Né en 2004 sous la forme d’une expérimentation avec un seul établissement partenaire (le lycée Élie Faure à Lormont dans la banlieue bordelaise situé en zone d’éducation prioritaire), le projet n’a cessé ensuite de se développer. Il comptait 13 établissements dès la seconde année, puis 27 en 2014. La diversité sociale d’accès à Sciences Po Bordeaux constitue l’ADN de cette action au long cours, labellisée Cordée de la réussite par l’académie de Bordeaux et la Préfecture de région en 2008. La réforme territoriale de 2015 de fusion des régions a posé la question de son ouverture territoriale, l’autre de ses composantes essentielles aujourd’hui. En 2016, 13 nouveaux lycées issus des ex-régions Limousin et Poitou-Charentes rejoignent le mouvement aquitain. Celui-ci compte désormais 49 établissements participants à l’échelle de la région Nouvelle-Aquitaine et reçoit le soutien des académies de Bordeaux, Limoges et Poitiers. Les lycées concernés sont issus de tous les départements du territoire, dont ceux qui sont les plus éloignés géographiquement de la métropole bordelaise au sein de la plus vaste région de France.

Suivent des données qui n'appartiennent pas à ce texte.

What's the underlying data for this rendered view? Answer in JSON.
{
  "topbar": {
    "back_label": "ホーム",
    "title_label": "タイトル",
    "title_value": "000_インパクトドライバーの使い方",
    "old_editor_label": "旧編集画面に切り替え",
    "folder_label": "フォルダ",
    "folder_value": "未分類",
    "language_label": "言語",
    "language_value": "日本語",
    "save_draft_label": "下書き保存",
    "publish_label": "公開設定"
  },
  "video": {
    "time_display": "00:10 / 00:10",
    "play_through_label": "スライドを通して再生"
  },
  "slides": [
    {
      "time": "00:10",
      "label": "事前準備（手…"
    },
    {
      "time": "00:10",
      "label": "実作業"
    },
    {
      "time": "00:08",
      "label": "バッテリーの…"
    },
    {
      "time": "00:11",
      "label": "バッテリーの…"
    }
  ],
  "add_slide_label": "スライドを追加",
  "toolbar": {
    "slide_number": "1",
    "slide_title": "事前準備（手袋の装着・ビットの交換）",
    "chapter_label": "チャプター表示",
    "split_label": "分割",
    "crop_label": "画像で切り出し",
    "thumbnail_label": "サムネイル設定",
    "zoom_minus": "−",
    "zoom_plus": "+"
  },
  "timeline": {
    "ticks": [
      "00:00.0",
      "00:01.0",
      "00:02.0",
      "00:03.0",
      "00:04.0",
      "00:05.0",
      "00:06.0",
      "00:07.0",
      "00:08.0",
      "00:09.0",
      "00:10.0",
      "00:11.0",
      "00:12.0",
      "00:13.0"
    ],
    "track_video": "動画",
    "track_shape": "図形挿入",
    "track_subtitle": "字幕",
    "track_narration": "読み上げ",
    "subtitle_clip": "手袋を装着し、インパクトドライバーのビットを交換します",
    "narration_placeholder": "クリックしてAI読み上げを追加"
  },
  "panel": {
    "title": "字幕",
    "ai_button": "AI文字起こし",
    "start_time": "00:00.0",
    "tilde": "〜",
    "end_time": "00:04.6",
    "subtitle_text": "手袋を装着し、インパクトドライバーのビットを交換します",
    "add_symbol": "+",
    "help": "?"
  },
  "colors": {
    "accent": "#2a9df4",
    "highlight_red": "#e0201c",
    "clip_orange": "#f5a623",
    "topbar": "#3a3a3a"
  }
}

Créé à une époque où l’ascenseur social montrait des signes de fragilité, le dispositif a perduré et s’est étoffé alors que le schéma de reproduction des élites n’a fait que se conforter. « Les inégalités ne se sont pas estompées depuis vingt ans. L’inflation que l’on vient de connaître et les tensions économiques actuelles n’améliorent pas la situation » confirme Yves Déloye, professeur de science politique et chargé de mission à l’égalité des chances au sein de l’Institut. « Même si les programmes d’égalité des chances figurent au menu de toutes les grandes écoles, des disparités notables sont observées selon les établissements. Les efforts sont insuffisants. Ce n’est pas un hasard si la Fondation Jean Jaurès a publié en septembre 2024 un rapport intitulé « Démocratiser les classes préparatoires aux grandes écoles - CPGE ». Dans le même temps, il faut reconnaître que la situation serait pire si aucune action n’avait été engagée. Celle de Sciences Po Bordeaux, rendue possible grâce à ses partenaires et à l’engagement des établissements participants, prend dès lors une signification particulière. Le dispositif prouve qu’il fonctionne sur le temps long, conjurant ainsi à son échelle la loi d’airain de la discrimination ».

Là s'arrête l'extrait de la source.